Seorang penatua harus berpegang kepada perkataan yang benar, yang sesuai
dengan ajaran yang sehat.
Makna "berpegang pada perkataan yang benar," artinya mengabdikan diri
kepada Firman Tuhan. Untuk melakukan ini, kita harus memahami Firman Tuhan,
yang berarti kita juga harus mempelajarinya. Ini adalah usaha seumur hidup.
"Berpegang" artinya memiliki keyakinan yang Alkitabiah. Pemimpin
gereja memegang teguh Injil dan kebenaran esensial yang berkaitan dengan Injil.
Ia tidak mengubah pandangannya berdasarkan tren-tren terbaru. Standar
moralitasnya berasal dari Alkitab, bukan dari budaya yang tak beriman. Ia tidak menyukai kontroversi,
tapi juga tidak menghindarinya bila perlu.

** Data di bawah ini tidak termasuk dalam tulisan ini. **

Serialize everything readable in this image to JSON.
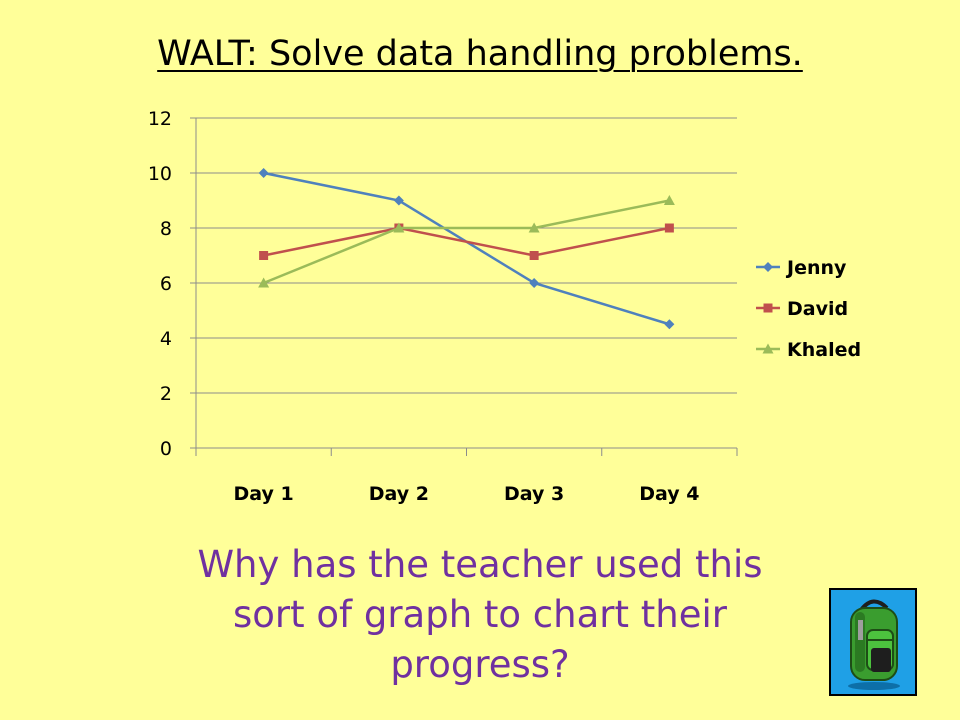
{
  "slide": {
    "title": "WALT: Solve data handling problems.",
    "question_lines": [
      "Why has the teacher used this",
      "sort of graph to chart their",
      "progress?"
    ],
    "picture_icon": "backpack-icon",
    "colors": {
      "background": "#ffff99",
      "question": "#7030a0",
      "tile": "#1fa0e6"
    }
  },
  "chart_data": {
    "type": "line",
    "categories": [
      "Day 1",
      "Day 2",
      "Day 3",
      "Day 4"
    ],
    "series": [
      {
        "name": "Jenny",
        "values": [
          10,
          9,
          6,
          4.5
        ],
        "color": "#4f81bd",
        "marker": "diamond"
      },
      {
        "name": "David",
        "values": [
          7,
          8,
          7,
          8
        ],
        "color": "#c0504d",
        "marker": "square"
      },
      {
        "name": "Khaled",
        "values": [
          6,
          8,
          8,
          9
        ],
        "color": "#9bbb59",
        "marker": "triangle"
      }
    ],
    "yticks": [
      0,
      2,
      4,
      6,
      8,
      10,
      12
    ],
    "ylim": [
      0,
      12
    ],
    "grid": true,
    "legend": "right"
  }
}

Seorang penatua harus sanggup menasihati
orang berdasarkan ajaran yang sehat. Doktrin yang tidak sehat merusak orang. Pada saat
ini, banyak orang Kristen memandang doktrin sebagai hal yang memecahbelah atau
tidak relevan dengan kehidupan. Namun, pola normal Paulus dalam surat-suratnya
adalah menyusun doktrin terlebih dahulu sebelum beralih ke aspek praktisnya. Padahal
Paulus tidak menulis surat-suratnya kepada siswa Sekolah Alkitab atau teolog, tapi untuk
orang awam, dan banyak di antaranya adalah budak. Jadi anggota jemaat juga
perlu dinasihati dengan doktrin yang sehat. Kata "menasihati" dalam Titus 1:9
ini berarti mendesak seseorang untuk mematuhi dan berubah, atau untuk mendorong atau
menghibur, sesuai dengan kebutuhan.
Pemimpin gereja juga harus sanggup meyakinkan para penentangnya, yakni orang yang mengajarkan ajaran sesat. Sebab
musuh selalu menyusup ke gereja dengan ajaran sesat sehingga pemimpin gereja harus
berani menghadapinya. Kita tidak boleh menyerang, tapi bersikap baik dan sopan
dalam menolak berkompromi dengan ajaran sesat.